Flipkart Mauritius Tax Implications
The Flipkart Mauritius tax dispute centres on indirect transfers. Flipkart Singapore derived substantial value from Indian assets, triggering Section 9(1)(i) of the Income Tax Act for taxation in India. Tiger Global argued grandfathering protected the gains, but the court applied GAAR India Mauritius provisions, finding the arrangement impermissible.
Under GAAR India Mauritius rules in Chapter X-A, arrangements lacking commercial substance or aimed at tax benefits are taxable. The judgment clarifies that post-2017 exits from grandfathered investments can still attract GAAR if abusive. This affects the Mauritius route, historically used for 34% of FDI into India between 2000 and 2022, per government data.
Experts note the ruling strengthens India’s stance against treaty shopping. “The big takeaways are dilution of tax residency certificate, use of general anti-avoidance rule, and a key landmark in the evolution of India’s tax treaty jurisprudence,” said Gouri Puri, partner at Shardul Amarchand Mangaldas & Co.
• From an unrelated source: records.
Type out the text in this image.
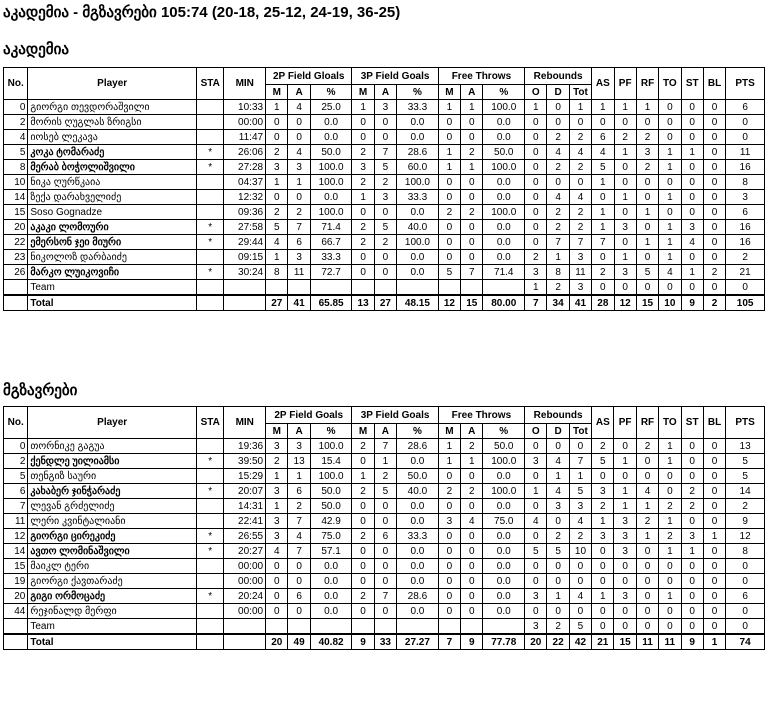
აკადემია - მგზავრები 105:74 (20-18, 25-12, 24-19, 36-25)
აკადემია
No.	Player	STA	MIN	2P Field Gloals			3P Field Goals			Free Throws			Rebounds			AS	PF	RF	TO	ST	BL	PTS
				M	A	%	M	A	%	M	A	%	O	D	Tot							
0	გიორგი თევდორაშვილი		10:33	1	4	25.0	1	3	33.3	1	1	100.0	1	0	1	1	1	1	0	0	0	6
2	მორის ღუგლას ზრიგსი		00:00	0	0	0.0	0	0	0.0	0	0	0.0	0	0	0	0	0	0	0	0	0	0
4	იოსებ ლეკავა		11:47	0	0	0.0	0	0	0.0	0	0	0.0	0	2	2	6	2	2	0	0	0	0
5	კოკა ტომარაძე	*	26:06	2	4	50.0	2	7	28.6	1	2	50.0	0	4	4	4	1	3	1	1	0	11
8	მერაბ ბოჭოლიშვილი	*	27:28	3	3	100.0	3	5	60.0	1	1	100.0	0	2	2	5	0	2	1	0	0	16
10	ნიკა ღურწკაია		04:37	1	1	100.0	2	2	100.0	0	0	0.0	0	0	0	1	0	0	0	0	0	8
14	ზექა დარახველიძე		12:32	0	0	0.0	1	3	33.3	0	0	0.0	0	4	4	0	1	0	1	0	0	3
15	Soso Gognadze		09:36	2	2	100.0	0	0	0.0	2	2	100.0	0	2	2	1	0	1	0	0	0	6
20	აკაკი ლომოური	*	27:58	5	7	71.4	2	5	40.0	0	0	0.0	0	2	2	1	3	0	1	3	0	16
22	ემერსონ ჯეი მიური	*	29:44	4	6	66.7	2	2	100.0	0	0	0.0	0	7	7	7	0	1	1	4	0	16
23	ნიკოლოზ დარბაიძე		09:15	1	3	33.3	0	0	0.0	0	0	0.0	2	1	3	0	1	0	1	0	0	2
26	მარკო ლუიკოვიჩი	*	30:24	8	11	72.7	0	0	0.0	5	7	71.4	3	8	11	2	3	5	4	1	2	21
	Team												1	2	3	0	0	0	0	0	0	0
	Total			27	41	65.85	13	27	48.15	12	15	80.00	7	34	41	28	12	15	10	9	2	105
მგზავრები
No.	Player	STA	MIN	2P Field Goals			3P Field Goals			Free Throws			Rebounds			AS	PF	RF	TO	ST	BL	PTS
				M	A	%	M	A	%	M	A	%	O	D	Tot							
0	თორნიკე გაგუა		19:36	3	3	100.0	2	7	28.6	1	2	50.0	0	0	0	2	0	2	1	0	0	13
2	ქენდლე უილიამსი	*	39:50	2	13	15.4	0	1	0.0	1	1	100.0	3	4	7	5	1	0	1	0	0	5
5	თენგიზ საური		15:29	1	1	100.0	1	2	50.0	0	0	0.0	0	1	1	0	0	0	0	0	0	5
6	კახაბერ ჯინჭარაძე	*	20:07	3	6	50.0	2	5	40.0	2	2	100.0	1	4	5	3	1	4	0	2	0	14
7	ლევან გრძელიძე		14:31	1	2	50.0	0	0	0.0	0	0	0.0	0	3	3	2	1	1	2	2	0	2
11	ლერი კვინტალიანი		22:41	3	7	42.9	0	0	0.0	3	4	75.0	4	0	4	1	3	2	1	0	0	9
12	გიორგი ცირეკიძე	*	26:55	3	4	75.0	2	6	33.3	0	0	0.0	0	2	2	3	3	1	2	3	1	12
14	ავთო ლომინაშვილი	*	20:27	4	7	57.1	0	0	0.0	0	0	0.0	5	5	10	0	3	0	1	1	0	8
15	მაიკლ ტერი		00:00	0	0	0.0	0	0	0.0	0	0	0.0	0	0	0	0	0	0	0	0	0	0
19	გიორგი ქავთარაძე		00:00	0	0	0.0	0	0	0.0	0	0	0.0	0	0	0	0	0	0	0	0	0	0
20	გიგი ორმოცაძე	*	20:24	0	6	0.0	2	7	28.6	0	0	0.0	3	1	4	1	3	0	1	0	0	6
44	რეჯინალდ მერფი		00:00	0	0	0.0	0	0	0.0	0	0	0.0	0	0	0	0	0	0	0	0	0	0
	Team												3	2	5	0	0	0	0	0	0	0
	Total			20	49	40.82	9	33	27.27	7	9	77.78	20	22	42	21	15	11	11	9	1	74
In the Flipkart Mauritius tax case, the court directed the assessing officer to complete AY 2019-20 proceedings, potentially leading to a demand of INR 967 crore plus interest. Tiger Global may seek review, but success rates are low.
GAAR India Mauritius Application
GAAR India Mauritius overrides DTAA where abuse is evident. The Supreme Court examined board minutes, funding flows, and operations, concluding the Mauritius entities were US-controlled shells. “If a Mauritius-based entity is found to be a conduit or front without real economic substance, treaty benefits can be denied,” the judgment states.
This aligns with global anti-avoidance trends under BEPS but challenges pre-2017 structures. For South Asian investors, it raises risks in similar setups, as Mauritius remains a hub for regional funds. The ruling may deter treaty abuse but could chill legitimate investments amid India’s push for FDI.
Data from the judgment: Tiger Global’s Mauritius units paid minimal taxes—rates of 6.05%, 6.92%, and 8.47%—contrasting with potential 20% long-term capital gains in India. The court dismissed arguments that GAAR cannot apply retrospectively, focusing on when benefits accrue.
Background of India Mauritius Tax Ruling
The India-Mauritius DTAA, signed in 1982, exempted capital gains in Mauritius, leading to the “Mauritius Route” for tax-efficient investments. Post-Vodafone, India introduced indirect transfer taxes in 2012 and GAAR in 2017. The 2016 protocol ended exemptions for new investments but protected old ones. The Tiger Global tax case tests these limits, with the court prioritising substance over form.
What’s Next
The India Mauritius tax ruling sets precedent for cases like Blackstone’s Singapore dispute, currently before the Supreme Court. Tax authorities may probe other Mauritius-routed exits, prompting funds to restructure. India aims to boost FDI to $100 billion annually, but clarity on treaty applications is key.
This India Mauritius tax ruling underscores the need for robust substance in offshore structures to withstand GAAR scrutiny.